Holds instructions and data
16-bytes-per-cycle load and store bandwidth, quadword aligned only
128-bytes-per-cycle DMA-transfer bandwidth
128-byte instruction prefetch per cycle

Competition might occur for access to the LS by:

loads,
stores,
DMA reads,
DMA writes,
instruction fetches.

The SPU arbitrates access to the LS according the following priorities (with the highest priority first):

DMA reads and writes by the PPE or an I/O device.
SPU loads and stores.
Instruction prefetch.

Table 1 summarizes the LS-arbitration priorities and transfer sizes. DMA reads and writes always have highest priority. Because hardware supports 128-bit DMA reads and writes, these operations occupy, at most, one of every eight cycles (one of sixteen for DMA reads, and one of sixteen for DMA writes) to the LS. Thus, except for highly optimized code, the impact of DMA reads and writes on LS availability for loads, stores, and instruction fetches can be ignored.
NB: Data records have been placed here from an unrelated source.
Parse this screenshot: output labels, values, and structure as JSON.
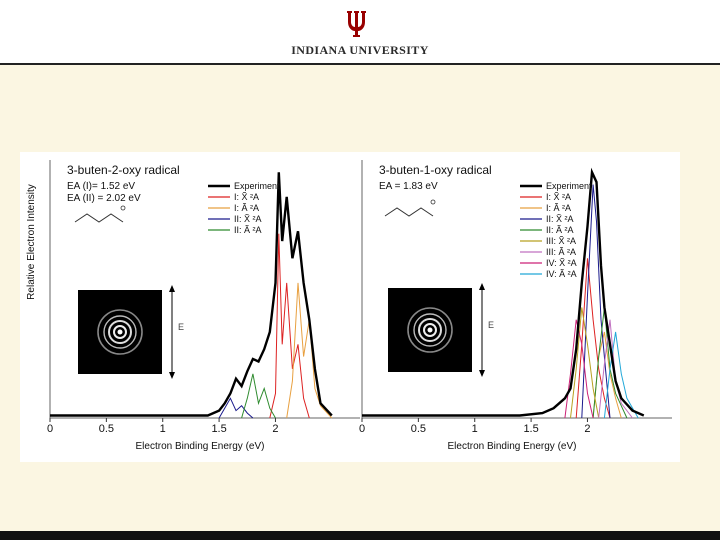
{
  "brand": {
    "name": "INDIANA UNIVERSITY",
    "logo_icon": "trident-logo-icon",
    "crimson": "#990000"
  },
  "ylabel": "Relative Electron Intensity",
  "chart_data": [
    {
      "type": "line",
      "title": "3-buten-2-oxy radical",
      "ea_lines": [
        "EA (I)= 1.52 eV",
        "EA (II) = 2.02 eV"
      ],
      "xlabel": "Electron Binding Energy (eV)",
      "ylabel": "Relative Electron Intensity",
      "xlim": [
        0,
        2.75
      ],
      "ylim": [
        0,
        1.05
      ],
      "xticks": [
        "0",
        "0.5",
        "1",
        "1.5",
        "2"
      ],
      "xtick_values": [
        0,
        0.5,
        1,
        1.5,
        2
      ],
      "image_annotation": "E",
      "legend": [
        {
          "label": "Experiment",
          "color": "#000000"
        },
        {
          "label": "I: X̃ ²A",
          "color": "#dd2222"
        },
        {
          "label": "I: Ã ²A",
          "color": "#e8a040"
        },
        {
          "label": "II: X̃ ²A",
          "color": "#1a1a8c"
        },
        {
          "label": "II: Ã ²A",
          "color": "#2e8b2e"
        }
      ],
      "series": [
        {
          "name": "Experiment",
          "color": "#000000",
          "x": [
            0,
            0.5,
            1.0,
            1.4,
            1.5,
            1.55,
            1.6,
            1.65,
            1.7,
            1.75,
            1.8,
            1.85,
            1.9,
            1.95,
            2.0,
            2.03,
            2.06,
            2.1,
            2.15,
            2.2,
            2.25,
            2.3,
            2.35,
            2.4,
            2.5
          ],
          "y": [
            0.01,
            0.01,
            0.01,
            0.01,
            0.03,
            0.06,
            0.1,
            0.16,
            0.13,
            0.19,
            0.24,
            0.23,
            0.28,
            0.35,
            0.55,
            1.0,
            0.72,
            0.9,
            0.65,
            0.76,
            0.55,
            0.4,
            0.2,
            0.06,
            0.01
          ]
        },
        {
          "name": "I: X̃ ²A",
          "color": "#dd2222",
          "x": [
            1.95,
            2.0,
            2.03,
            2.06,
            2.1,
            2.15,
            2.2,
            2.25,
            2.3
          ],
          "y": [
            0.0,
            0.1,
            0.75,
            0.3,
            0.55,
            0.2,
            0.3,
            0.08,
            0.0
          ]
        },
        {
          "name": "I: Ã ²A",
          "color": "#e8a040",
          "x": [
            2.1,
            2.15,
            2.2,
            2.25,
            2.3,
            2.35,
            2.4,
            2.5
          ],
          "y": [
            0.0,
            0.15,
            0.55,
            0.25,
            0.4,
            0.12,
            0.05,
            0.0
          ]
        },
        {
          "name": "II: X̃ ²A",
          "color": "#1a1a8c",
          "x": [
            1.5,
            1.55,
            1.6,
            1.65,
            1.7,
            1.75,
            1.8
          ],
          "y": [
            0.0,
            0.04,
            0.08,
            0.03,
            0.05,
            0.02,
            0.0
          ]
        },
        {
          "name": "II: Ã ²A",
          "color": "#2e8b2e",
          "x": [
            1.7,
            1.75,
            1.8,
            1.85,
            1.9,
            1.95,
            2.0
          ],
          "y": [
            0.0,
            0.08,
            0.18,
            0.06,
            0.12,
            0.04,
            0.0
          ]
        }
      ]
    },
    {
      "type": "line",
      "title": "3-buten-1-oxy radical",
      "ea_lines": [
        "EA = 1.83 eV"
      ],
      "xlabel": "Electron Binding Energy (eV)",
      "xlim": [
        0,
        2.75
      ],
      "ylim": [
        0,
        1.05
      ],
      "xticks": [
        "0",
        "0.5",
        "1",
        "1.5",
        "2"
      ],
      "xtick_values": [
        0,
        0.5,
        1,
        1.5,
        2
      ],
      "image_annotation": "E",
      "legend": [
        {
          "label": "Experiment",
          "color": "#000000"
        },
        {
          "label": "I: X̃ ²A",
          "color": "#dd2222"
        },
        {
          "label": "I: Ã ²A",
          "color": "#e8a040"
        },
        {
          "label": "II: X̃ ²A",
          "color": "#1a1a8c"
        },
        {
          "label": "II: Ã ²A",
          "color": "#2e8b2e"
        },
        {
          "label": "III: X̃ ²A",
          "color": "#b8a020"
        },
        {
          "label": "III: Ã ²A",
          "color": "#c070c0"
        },
        {
          "label": "IV: X̃ ²A",
          "color": "#cc2277"
        },
        {
          "label": "IV: Ã ²A",
          "color": "#22a8d8"
        }
      ],
      "series": [
        {
          "name": "Experiment",
          "color": "#000000",
          "x": [
            0,
            0.5,
            1.0,
            1.4,
            1.6,
            1.7,
            1.8,
            1.85,
            1.9,
            1.95,
            2.0,
            2.04,
            2.08,
            2.12,
            2.15,
            2.2,
            2.25,
            2.3,
            2.4,
            2.5
          ],
          "y": [
            0.01,
            0.01,
            0.01,
            0.01,
            0.02,
            0.04,
            0.08,
            0.12,
            0.28,
            0.55,
            0.78,
            1.0,
            0.96,
            0.62,
            0.45,
            0.3,
            0.15,
            0.08,
            0.03,
            0.01
          ]
        },
        {
          "name": "I: X̃ ²A",
          "color": "#dd2222",
          "x": [
            1.9,
            1.95,
            2.0,
            2.05,
            2.1,
            2.15,
            2.2
          ],
          "y": [
            0.0,
            0.3,
            0.65,
            0.4,
            0.2,
            0.08,
            0.0
          ]
        },
        {
          "name": "I: Ã ²A",
          "color": "#e8a040",
          "x": [
            2.05,
            2.1,
            2.15,
            2.2,
            2.25,
            2.3
          ],
          "y": [
            0.0,
            0.25,
            0.35,
            0.18,
            0.08,
            0.0
          ]
        },
        {
          "name": "II: X̃ ²A",
          "color": "#1a1a8c",
          "x": [
            1.95,
            2.0,
            2.05,
            2.08,
            2.12,
            2.2
          ],
          "y": [
            0.0,
            0.5,
            0.95,
            0.8,
            0.4,
            0.0
          ]
        },
        {
          "name": "II: Ã ²A",
          "color": "#2e8b2e",
          "x": [
            2.05,
            2.1,
            2.15,
            2.2,
            2.25,
            2.35
          ],
          "y": [
            0.0,
            0.25,
            0.45,
            0.2,
            0.1,
            0.0
          ]
        },
        {
          "name": "III: X̃ ²A",
          "color": "#b8a020",
          "x": [
            1.85,
            1.9,
            1.95,
            2.0,
            2.05,
            2.1
          ],
          "y": [
            0.0,
            0.2,
            0.45,
            0.3,
            0.12,
            0.0
          ]
        },
        {
          "name": "III: Ã ²A",
          "color": "#c070c0",
          "x": [
            2.1,
            2.15,
            2.2,
            2.25,
            2.3,
            2.4
          ],
          "y": [
            0.0,
            0.22,
            0.4,
            0.15,
            0.06,
            0.0
          ]
        },
        {
          "name": "IV: X̃ ²A",
          "color": "#cc2277",
          "x": [
            1.8,
            1.85,
            1.9,
            1.95,
            2.0,
            2.05
          ],
          "y": [
            0.0,
            0.18,
            0.4,
            0.3,
            0.1,
            0.0
          ]
        },
        {
          "name": "IV: Ã ²A",
          "color": "#22a8d8",
          "x": [
            2.15,
            2.2,
            2.25,
            2.3,
            2.35,
            2.45
          ],
          "y": [
            0.0,
            0.2,
            0.35,
            0.18,
            0.08,
            0.0
          ]
        }
      ]
    }
  ]
}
Table 1. LS-Access Arbitration Priority and Transfer Size
Transaction	Transfer Size (Bytes)	Priority	Maximum Local Store Occupancy (SPU Cycle)	Access Path
MMIO	≤ 16	1-Highest	1/8	Line Interface
DMA	≤ 128	1	1/8	Line Interface
DMA-List Transfer-Element Fetch	128	1	1/4	Quadword Interface
ECC Scrub	16	2	1/10
SPU Load/Store	16	3	1
Hint Fetch	128	3	1	Line Interface
Inline Fetch	128	4-Lowest	1/16 for inline code	Line Interface

After DMA reads and writes, the next-highest user-initiated priority is given to load and store instructions. The rationale for doing so is that load and store instructions usually help a program's progress, whereas instruction fetches are often speculative. The SPE supports only 16-byte load and store operations that are 16-byte-aligned. It uses a second instruction (byte shuffle) to place bytes in a different order if, for example, the program requires only a 4-byte quantity or a quantity with a different data alignment. To store something that is not aligned, use a read-modify-write operation.

The lowest priority for LS access is given to instruction fetches, of which there are three types: flush-initiated fetches, inline prefetches, and hint fetches. Instruction fetches load 32 instructions per SPU request by accessing all banks of the LS simultaneously. Because the LS is single-ported, it is important that DMA and instruction-fetch activity transfer as much useful data as possible in each LS request.